どうやら電脳と端末を同期させていたらしい。所長は画面を見ずとも分かるとでもいうように力任せにポケットに端末を押し込み、少々ぎこちなく間を置いてばっと俺を見上げた。


「いや!君には関係のない事だから気にしないでくれ、こっちの所用で…」

「所用?」

「ああ、そうだ所用!……いや、そういえばターナー君、」


所長の目がぎらりと油っぽく光った。がっちりと視線がかみ合う。

嫌な予感というより嫌な諦めを感じて俺は脱力した。

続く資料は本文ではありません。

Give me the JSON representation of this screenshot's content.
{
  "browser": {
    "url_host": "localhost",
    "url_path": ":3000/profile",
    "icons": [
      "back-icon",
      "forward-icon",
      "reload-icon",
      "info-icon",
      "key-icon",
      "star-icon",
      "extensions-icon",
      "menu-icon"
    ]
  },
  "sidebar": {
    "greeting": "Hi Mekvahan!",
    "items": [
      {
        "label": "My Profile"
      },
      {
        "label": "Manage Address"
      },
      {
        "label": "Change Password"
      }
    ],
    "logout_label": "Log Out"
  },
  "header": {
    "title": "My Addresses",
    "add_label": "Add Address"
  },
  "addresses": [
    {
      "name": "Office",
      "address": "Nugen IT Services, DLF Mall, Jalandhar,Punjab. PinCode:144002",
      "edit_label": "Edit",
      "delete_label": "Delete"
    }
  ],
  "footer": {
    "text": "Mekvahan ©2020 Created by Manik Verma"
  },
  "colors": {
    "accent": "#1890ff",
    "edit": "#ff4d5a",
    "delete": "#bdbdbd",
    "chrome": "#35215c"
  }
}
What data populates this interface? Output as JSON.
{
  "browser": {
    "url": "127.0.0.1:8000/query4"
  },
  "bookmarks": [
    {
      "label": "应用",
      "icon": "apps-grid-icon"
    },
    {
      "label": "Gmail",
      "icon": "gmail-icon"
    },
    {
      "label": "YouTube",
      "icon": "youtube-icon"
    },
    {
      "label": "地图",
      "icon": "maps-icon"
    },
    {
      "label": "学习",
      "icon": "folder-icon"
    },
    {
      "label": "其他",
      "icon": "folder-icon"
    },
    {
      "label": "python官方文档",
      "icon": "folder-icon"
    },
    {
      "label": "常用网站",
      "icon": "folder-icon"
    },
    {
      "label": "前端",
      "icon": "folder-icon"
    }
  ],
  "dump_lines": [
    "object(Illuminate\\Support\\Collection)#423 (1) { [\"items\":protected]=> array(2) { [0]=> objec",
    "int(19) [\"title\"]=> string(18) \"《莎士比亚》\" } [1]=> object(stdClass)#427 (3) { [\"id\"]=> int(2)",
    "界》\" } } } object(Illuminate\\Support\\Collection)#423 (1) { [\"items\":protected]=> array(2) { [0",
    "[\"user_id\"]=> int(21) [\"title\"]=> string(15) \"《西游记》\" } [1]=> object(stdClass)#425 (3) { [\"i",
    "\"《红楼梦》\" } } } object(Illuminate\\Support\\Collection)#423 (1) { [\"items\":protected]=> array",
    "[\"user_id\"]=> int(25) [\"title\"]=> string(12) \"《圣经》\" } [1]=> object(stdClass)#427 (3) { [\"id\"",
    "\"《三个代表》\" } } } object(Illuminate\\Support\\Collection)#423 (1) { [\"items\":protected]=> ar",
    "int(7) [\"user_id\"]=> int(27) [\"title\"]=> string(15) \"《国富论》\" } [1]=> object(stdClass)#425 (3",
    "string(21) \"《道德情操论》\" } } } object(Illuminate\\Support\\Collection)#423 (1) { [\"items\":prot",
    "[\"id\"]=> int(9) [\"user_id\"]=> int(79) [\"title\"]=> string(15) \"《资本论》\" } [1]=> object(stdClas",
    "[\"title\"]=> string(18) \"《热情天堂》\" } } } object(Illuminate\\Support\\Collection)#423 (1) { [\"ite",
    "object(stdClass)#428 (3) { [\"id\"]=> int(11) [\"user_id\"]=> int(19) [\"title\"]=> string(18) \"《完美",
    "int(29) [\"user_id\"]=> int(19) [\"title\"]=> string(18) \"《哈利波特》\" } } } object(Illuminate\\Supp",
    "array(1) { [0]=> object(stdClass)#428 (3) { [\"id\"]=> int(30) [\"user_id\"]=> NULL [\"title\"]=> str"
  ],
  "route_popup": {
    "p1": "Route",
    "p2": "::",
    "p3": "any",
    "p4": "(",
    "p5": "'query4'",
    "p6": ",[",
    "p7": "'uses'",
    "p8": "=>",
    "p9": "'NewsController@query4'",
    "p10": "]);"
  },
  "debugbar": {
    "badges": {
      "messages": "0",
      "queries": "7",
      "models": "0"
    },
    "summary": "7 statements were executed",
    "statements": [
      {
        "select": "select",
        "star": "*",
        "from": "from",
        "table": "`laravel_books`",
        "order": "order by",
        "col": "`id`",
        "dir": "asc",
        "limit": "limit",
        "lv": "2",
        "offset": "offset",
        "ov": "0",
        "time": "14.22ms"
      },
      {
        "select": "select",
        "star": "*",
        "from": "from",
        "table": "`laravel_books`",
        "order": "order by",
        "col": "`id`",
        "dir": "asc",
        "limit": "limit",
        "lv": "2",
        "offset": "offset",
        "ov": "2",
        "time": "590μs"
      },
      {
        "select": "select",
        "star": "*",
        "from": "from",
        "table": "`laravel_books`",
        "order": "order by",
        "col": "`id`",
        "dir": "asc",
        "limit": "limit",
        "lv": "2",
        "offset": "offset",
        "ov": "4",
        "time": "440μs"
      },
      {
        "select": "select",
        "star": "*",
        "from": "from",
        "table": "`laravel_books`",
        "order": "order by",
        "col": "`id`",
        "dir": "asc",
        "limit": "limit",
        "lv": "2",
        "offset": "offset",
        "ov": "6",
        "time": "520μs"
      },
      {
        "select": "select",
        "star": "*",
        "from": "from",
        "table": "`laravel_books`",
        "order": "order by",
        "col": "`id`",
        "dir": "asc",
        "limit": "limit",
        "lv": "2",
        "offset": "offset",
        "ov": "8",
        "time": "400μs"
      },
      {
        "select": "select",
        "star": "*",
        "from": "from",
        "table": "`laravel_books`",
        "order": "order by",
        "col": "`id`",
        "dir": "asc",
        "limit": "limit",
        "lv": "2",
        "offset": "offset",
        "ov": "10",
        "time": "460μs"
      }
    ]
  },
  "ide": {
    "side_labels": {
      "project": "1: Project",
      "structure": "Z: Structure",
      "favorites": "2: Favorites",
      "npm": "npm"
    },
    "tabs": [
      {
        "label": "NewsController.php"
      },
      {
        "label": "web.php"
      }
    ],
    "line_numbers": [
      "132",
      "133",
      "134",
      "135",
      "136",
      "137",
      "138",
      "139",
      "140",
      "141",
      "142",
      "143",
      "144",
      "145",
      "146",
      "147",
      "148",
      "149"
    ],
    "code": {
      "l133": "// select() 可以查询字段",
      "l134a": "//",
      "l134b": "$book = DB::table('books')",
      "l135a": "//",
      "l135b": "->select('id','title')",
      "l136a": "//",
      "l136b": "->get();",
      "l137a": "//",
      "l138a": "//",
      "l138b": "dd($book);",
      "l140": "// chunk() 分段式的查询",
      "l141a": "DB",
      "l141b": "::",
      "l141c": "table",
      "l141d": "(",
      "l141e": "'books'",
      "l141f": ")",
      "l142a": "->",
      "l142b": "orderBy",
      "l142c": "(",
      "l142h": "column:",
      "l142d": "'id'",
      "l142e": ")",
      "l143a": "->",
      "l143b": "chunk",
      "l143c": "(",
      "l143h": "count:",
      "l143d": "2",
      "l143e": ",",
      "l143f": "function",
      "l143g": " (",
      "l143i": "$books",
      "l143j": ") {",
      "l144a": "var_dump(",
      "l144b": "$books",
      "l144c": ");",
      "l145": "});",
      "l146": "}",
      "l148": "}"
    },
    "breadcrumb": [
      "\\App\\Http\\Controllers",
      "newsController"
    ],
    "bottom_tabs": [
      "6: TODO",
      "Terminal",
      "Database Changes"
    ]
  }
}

胃の底が重く澱むようなどんよりとした諦観だった。


「そうだ、確かその目は」

「…はい、軍で規定されたクオリティの品番をそのまま使わせてもらっています」

「それは良い!」


何も良い事なんてないぞ。

思わず吐き捨てるところだったが全てを飲み込んで俺は所長を促した。

ぶるぶると震える手でダンクル氏は端末を引っ張り出し、すぐさま取り落とす。

俺の『目』は乱暴に振り落とされた端末を正確に追いかけた。


「早速だがその目で窓の外を調べてきてくれ。少々厄介な男が性懲りもなく忍びこんだようでな、君の安否にも関わるかもしれん」


所長は餌を見つけた小鳥のようにじたばたと首を巡らせて俺にすがった。あの巨体が嘘みたいに小さく縮こまる。

性懲りもなく?誰が。いったい何をしに。

俺は所長の端末を拾い上げた。『Emergency』のロゴが毒々しく踊り、目に焼き付いた。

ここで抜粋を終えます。